A typeface of forgotten keys

A typeface of forgotten keys

When I was a toddler, my parents gave me some keys to play with, and I made them into a typeface. That part happened 30 years later. After posting Who are you? Answer in three typefaces. a couple weeks ago, I decided to go rooting around on my hard drive, and find the images.

FORM. As in, “what form of madness is this?” Read and find out!

I’ve always loved keys. When I was a kid, I used to find old keys around my grandma’s house. I assumed that if I looked hard enough, I would find what they opened and obtain either a secret diary from a forgotten relative, some sort of magic box like The Indian in the Cupboard, or ACTUAL TREASURE. A key without a lock always seemed to have infinite possibilities, until I grew up and realized that they all went to boring things like toolboxes and dilapidated sheds.

The keys my parents gave me lived in hiding for decades.

Amongst the many pieces of hand-me-down furniture in my first apartment was the well-squashed beige loveseat that my brothers and I climbed and jumped on as small children.

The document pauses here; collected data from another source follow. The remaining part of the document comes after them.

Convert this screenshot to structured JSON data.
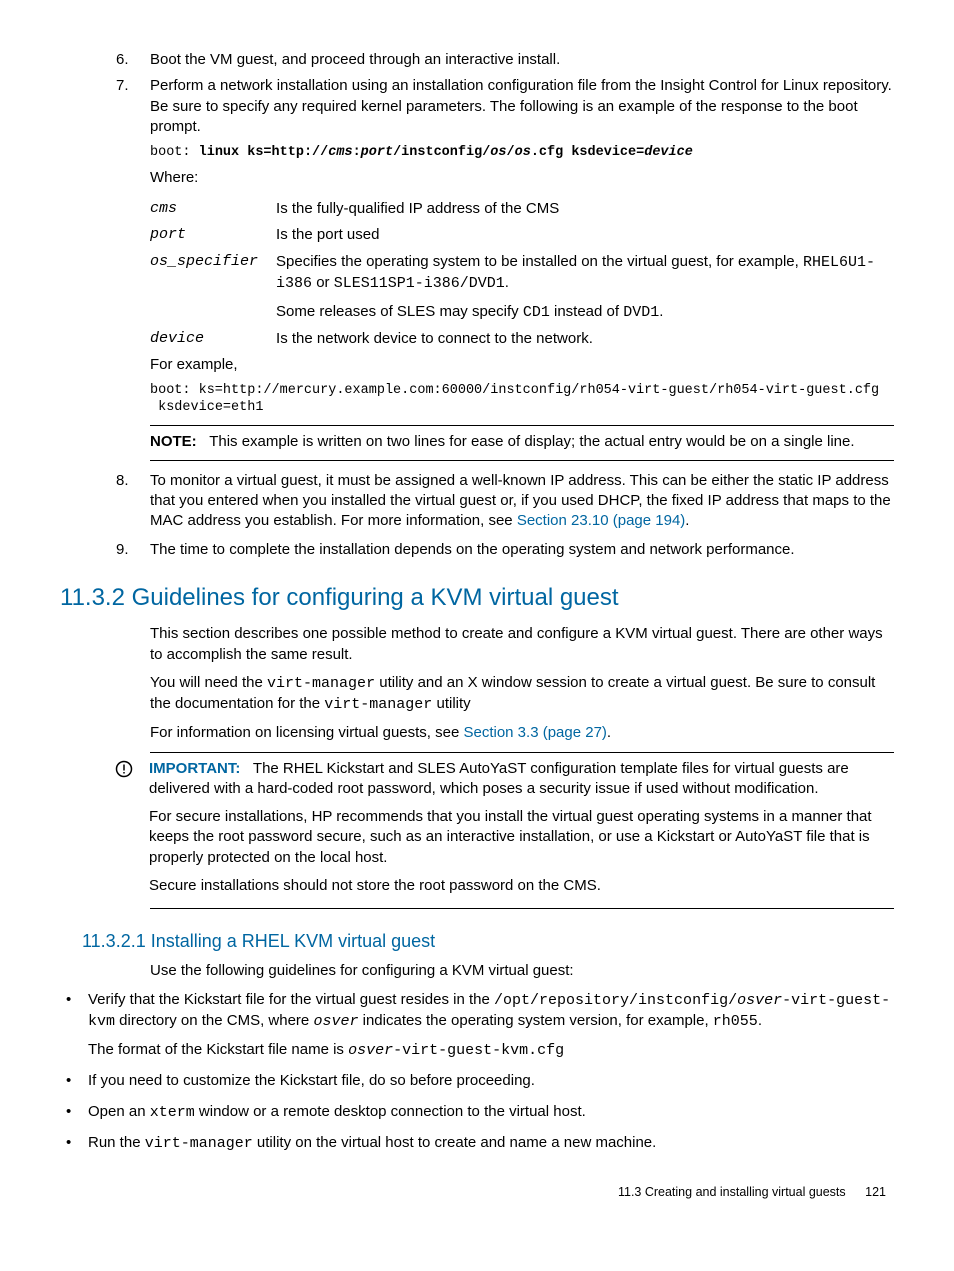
{
  "list": {
    "i6": {
      "num": "6.",
      "text": "Boot the VM guest, and proceed through an interactive install."
    },
    "i7": {
      "num": "7.",
      "text": "Perform a network installation using an installation configuration file from the Insight Control for Linux repository. Be sure to specify any required kernel parameters. The following is an example of the response to the boot prompt.",
      "boot_prefix": "boot:",
      "boot_cmd": "linux ks=http://",
      "boot_cms": "cms",
      "boot_colon": ":",
      "boot_port": "port",
      "boot_mid": "/instconfig/",
      "boot_os1": "os",
      "boot_slash": "/",
      "boot_os2": "os",
      "boot_cfg": ".cfg ksdevice=",
      "boot_device": "device",
      "where": "Where:",
      "defs": {
        "cms": {
          "term": "cms",
          "desc": "Is the fully-qualified IP address of the CMS"
        },
        "port": {
          "term": "port",
          "desc": "Is the port used"
        },
        "os": {
          "term": "os_specifier",
          "d1a": "Specifies the operating system to be installed on the virtual guest, for example, ",
          "d1b": "RHEL6U1-i386",
          "d1c": " or ",
          "d1d": "SLES11SP1-i386/DVD1",
          "d1e": ".",
          "d2a": "Some releases of SLES may specify ",
          "d2b": "CD1",
          "d2c": " instead of ",
          "d2d": "DVD1",
          "d2e": "."
        },
        "device": {
          "term": "device",
          "desc": "Is the network device to connect to the network."
        }
      },
      "for_example": "For example,",
      "example_line1": "boot: ks=http://mercury.example.com:60000/instconfig/rh054-virt-guest/rh054-virt-guest.cfg",
      "example_line2": " ksdevice=eth1",
      "note_label": "NOTE:",
      "note_text": "This example is written on two lines for ease of display; the actual entry would be on a single line."
    },
    "i8": {
      "num": "8.",
      "t1": "To monitor a virtual guest, it must be assigned a well-known IP address. This can be either the static IP address that you entered when you installed the virtual guest or, if you used DHCP, the fixed IP address that maps to the MAC address you establish. For more information, see ",
      "link": "Section 23.10 (page 194)",
      "t2": "."
    },
    "i9": {
      "num": "9.",
      "text": "The time to complete the installation depends on the operating system and network performance."
    }
  },
  "h2": "11.3.2 Guidelines for configuring a KVM virtual guest",
  "p1": "This section describes one possible method to create and configure a KVM virtual guest. There are other ways to accomplish the same result.",
  "p2a": "You will need the ",
  "p2b": "virt-manager",
  "p2c": " utility and an X window session to create a virtual guest. Be sure to consult the documentation for the ",
  "p2d": "virt-manager",
  "p2e": " utility",
  "p3a": "For information on licensing virtual guests, see ",
  "p3link": "Section 3.3 (page 27)",
  "p3b": ".",
  "important": {
    "label": "IMPORTANT:",
    "p1": "The RHEL Kickstart and SLES AutoYaST configuration template files for virtual guests are delivered with a hard-coded root password, which poses a security issue if used without modification.",
    "p2": "For secure installations, HP recommends that you install the virtual guest operating systems in a manner that keeps the root password secure, such as an interactive installation, or use a Kickstart or AutoYaST file that is properly protected on the local host.",
    "p3": "Secure installations should not store the root password on the CMS."
  },
  "h3": "11.3.2.1 Installing a RHEL KVM virtual guest",
  "h3p1": "Use the following guidelines for configuring a KVM virtual guest:",
  "bullets": {
    "b1": {
      "t1": "Verify that the Kickstart file for the virtual guest resides in the ",
      "path1": "/opt/repository/instconfig/",
      "osver1": "osver",
      "path2": "-virt-guest-kvm",
      "t2": " directory on the CMS, where ",
      "osver2": "osver",
      "t3": " indicates the operating system version, for example, ",
      "ex": "rh055",
      "t4": ".",
      "t5": "The format of the Kickstart file name is ",
      "osver3": "osver",
      "path3": "-virt-guest-kvm.cfg"
    },
    "b2": "If you need to customize the Kickstart file, do so before proceeding.",
    "b3a": "Open an ",
    "b3b": "xterm",
    "b3c": " window or a remote desktop connection to the virtual host.",
    "b4a": "Run the ",
    "b4b": "virt-manager",
    "b4c": " utility on the virtual host to create and name a new machine."
  },
  "footer": {
    "section": "11.3 Creating and installing virtual guests",
    "page": "121"
  }
}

My parents had planned to throw it out almost ten years earlier, and had moved it out to the garage when they were delivered a new loveseat that we have all since forgotten* because it was a boring usurper of childhood joy. I was fifteen at this point, and performed one of the most revolutionary acts of my life thusfar: I slept on the couch in the garage for several nights as an act of protest. I shielded the couch with my own body. You know, in case the trash pickup happened by surprise in the middle of the night.

I won. We moved the couch to my bedroom, which was great because then I had a shorter, squishier, less supportive alternative to my actual bed.

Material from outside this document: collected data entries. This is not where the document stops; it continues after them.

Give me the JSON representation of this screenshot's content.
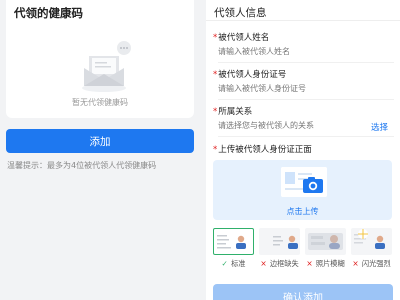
{
  "left_panel": {
    "title": "代领的健康码",
    "empty_text": "暂无代领健康码",
    "add_button": "添加",
    "tip": "温馨提示：最多为4位被代领人代领健康码"
  },
  "right_panel": {
    "title": "代领人信息",
    "fields": [
      {
        "label": "被代领人姓名",
        "placeholder": "请输入被代领人姓名"
      },
      {
        "label": "被代领人身份证号",
        "placeholder": "请输入被代领人身份证号"
      },
      {
        "label": "所属关系",
        "placeholder": "请选择您与被代领人的关系",
        "action": "选择"
      }
    ],
    "upload": {
      "label": "上传被代领人身份证正面",
      "button": "点击上传"
    },
    "samples": [
      {
        "label": "标准",
        "status": "ok"
      },
      {
        "label": "边框缺失",
        "status": "bad"
      },
      {
        "label": "照片模糊",
        "status": "bad"
      },
      {
        "label": "闪光强烈",
        "status": "bad"
      }
    ],
    "confirm_button": "确认添加"
  },
  "colors": {
    "accent": "#1e78f0",
    "required": "#e02020",
    "ok": "#2fb06b",
    "upload_bg": "#e6f1fd",
    "disabled_button": "#9cc4f6"
  }
}
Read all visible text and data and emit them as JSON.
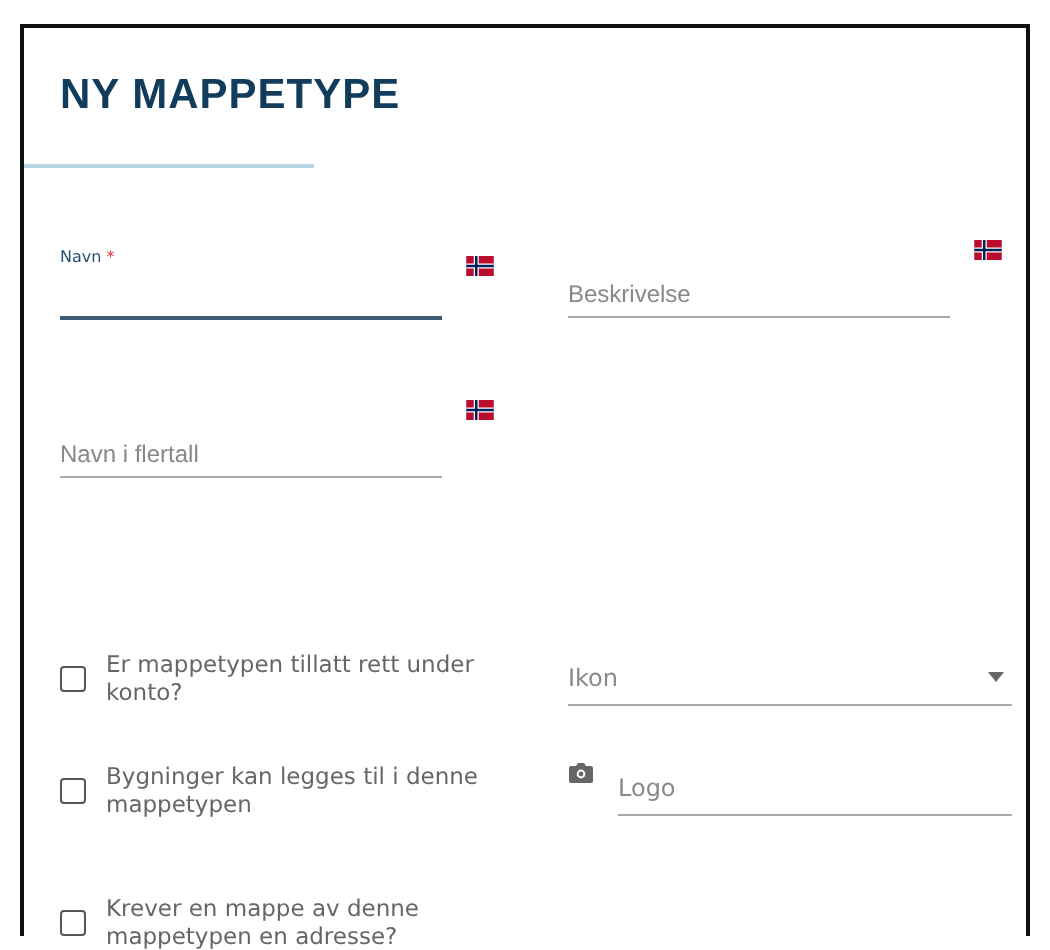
{
  "title": "NY MAPPETYPE",
  "text_fields": [
    {
      "label": "Navn",
      "required_mark": "*",
      "focused": true
    },
    {
      "placeholder": "Beskrivelse",
      "focused": false
    },
    {
      "placeholder": "Navn i flertall",
      "focused": false
    }
  ],
  "checkboxes": [
    {
      "label": "Er mappetypen tillatt rett under konto?",
      "checked": false
    },
    {
      "label": "Bygninger kan legges til i denne mappetypen",
      "checked": false
    },
    {
      "label": "Krever en mappe av denne mappetypen en adresse?",
      "checked": false
    }
  ],
  "icon_select": {
    "placeholder": "Ikon"
  },
  "logo_field": {
    "placeholder": "Logo"
  }
}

Figure that I was a toddler in the late 80s, and that we moved from one house to another–in a different state–in the early 90s. Figure that the couch escaped its death in the early 2000s, which involved a move into the garage and then another move to a second floor bedroom. Figure that it crossed state lines once again, down one flight of stairs and up two, into my first apartment. Figure that it finally met its end at the bottom of those two flights with an ignominious “Free Couch” sign on the side of the road after the springs popped out to the extent that we’re legitimately lucky no one had an artery-severing gash.

Figure that the set of keys my parents gave me as a toddler hung in the bowels of the couch for 25 years, across multiple state lines, up and down all manner of stairs.

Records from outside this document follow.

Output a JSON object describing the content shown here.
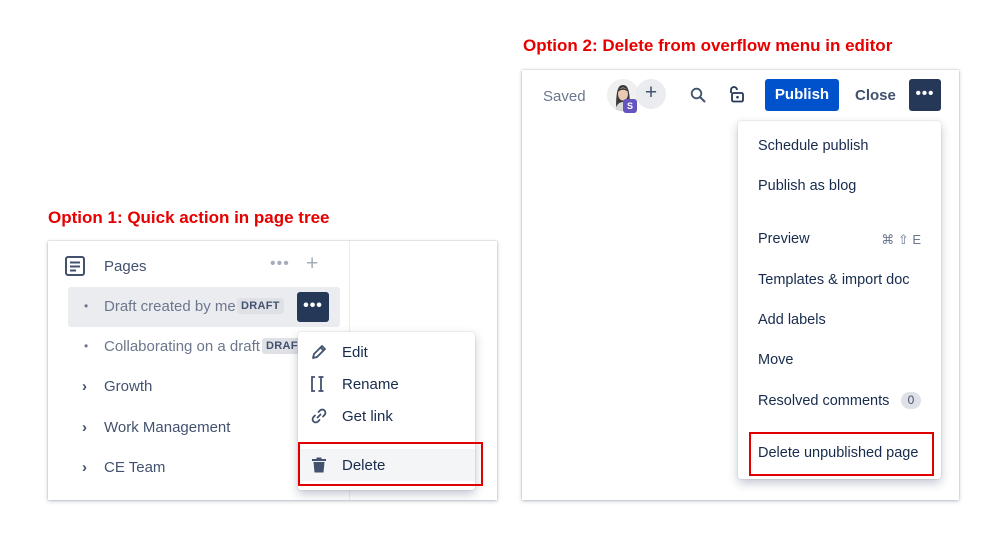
{
  "captions": {
    "option1": "Option 1: Quick action in page tree",
    "option2": "Option 2: Delete from overflow menu in editor"
  },
  "colors": {
    "caption_red": "#e60000",
    "highlight_box": "#e00000",
    "primary_blue": "#0052cc",
    "dark_button": "#253858"
  },
  "page_tree": {
    "title": "Pages",
    "header_more": "•••",
    "header_add": "+",
    "items": [
      {
        "label": "Draft created by me",
        "badge": "DRAFT",
        "type": "bullet",
        "selected": true
      },
      {
        "label": "Collaborating on a draft",
        "badge": "DRAF",
        "type": "bullet"
      },
      {
        "label": "Growth",
        "type": "chevron"
      },
      {
        "label": "Work Management",
        "type": "chevron"
      },
      {
        "label": "CE Team",
        "type": "chevron"
      }
    ],
    "row_more": "•••",
    "bullet_glyph": "•",
    "chevron_glyph": "›",
    "context_menu": {
      "edit": "Edit",
      "rename": "Rename",
      "get_link": "Get link",
      "delete": "Delete"
    }
  },
  "editor": {
    "saved": "Saved",
    "avatar_badge": "S",
    "add_glyph": "+",
    "publish": "Publish",
    "close": "Close",
    "overflow_glyph": "•••",
    "overflow_menu": {
      "schedule_publish": "Schedule publish",
      "publish_as_blog": "Publish as blog",
      "preview": "Preview",
      "preview_shortcut": "⌘ ⇧ E",
      "templates": "Templates & import doc",
      "add_labels": "Add labels",
      "move": "Move",
      "resolved_comments": "Resolved comments",
      "resolved_count": "0",
      "delete_unpublished": "Delete unpublished page"
    }
  }
}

I can’t throw out something like that, especially not when there’s still a tiny part of my brain, the part that writes fiction, which still believes the keys might open up boxes containing the truth about my secret sibling whom my parents never told me about**. I tacked them up on my bulletin board as a sort of totem. When I got Creative Workshop for my birthday, and found that one of the creative exercises was to make your own typeface out of household objects, I barely spent any time at all overthinking my options: I went for the key ring.

The letters that came out the best. Except for G, which looks like a dangerous old-fashioned baby carriage.

I like how my typeface turned out, and I might even vectorize a handful of the letters. But what I thought was really cool was that, around 30 years after my parents gave me the keys to play with, I finally did.

Like all parents, I’m sure they had been hoping all along that I would be a typography prodigy.


*I mean, my parents paid for it, so they might remember. And I can’t look inside my brothers’ heads. And actually, my mental image of it is starting to come clearer as I write this, and I think it was some kind of leather or leather-like material since it was the early aughts and that’s what everyone was down with back then. But I stand by my words.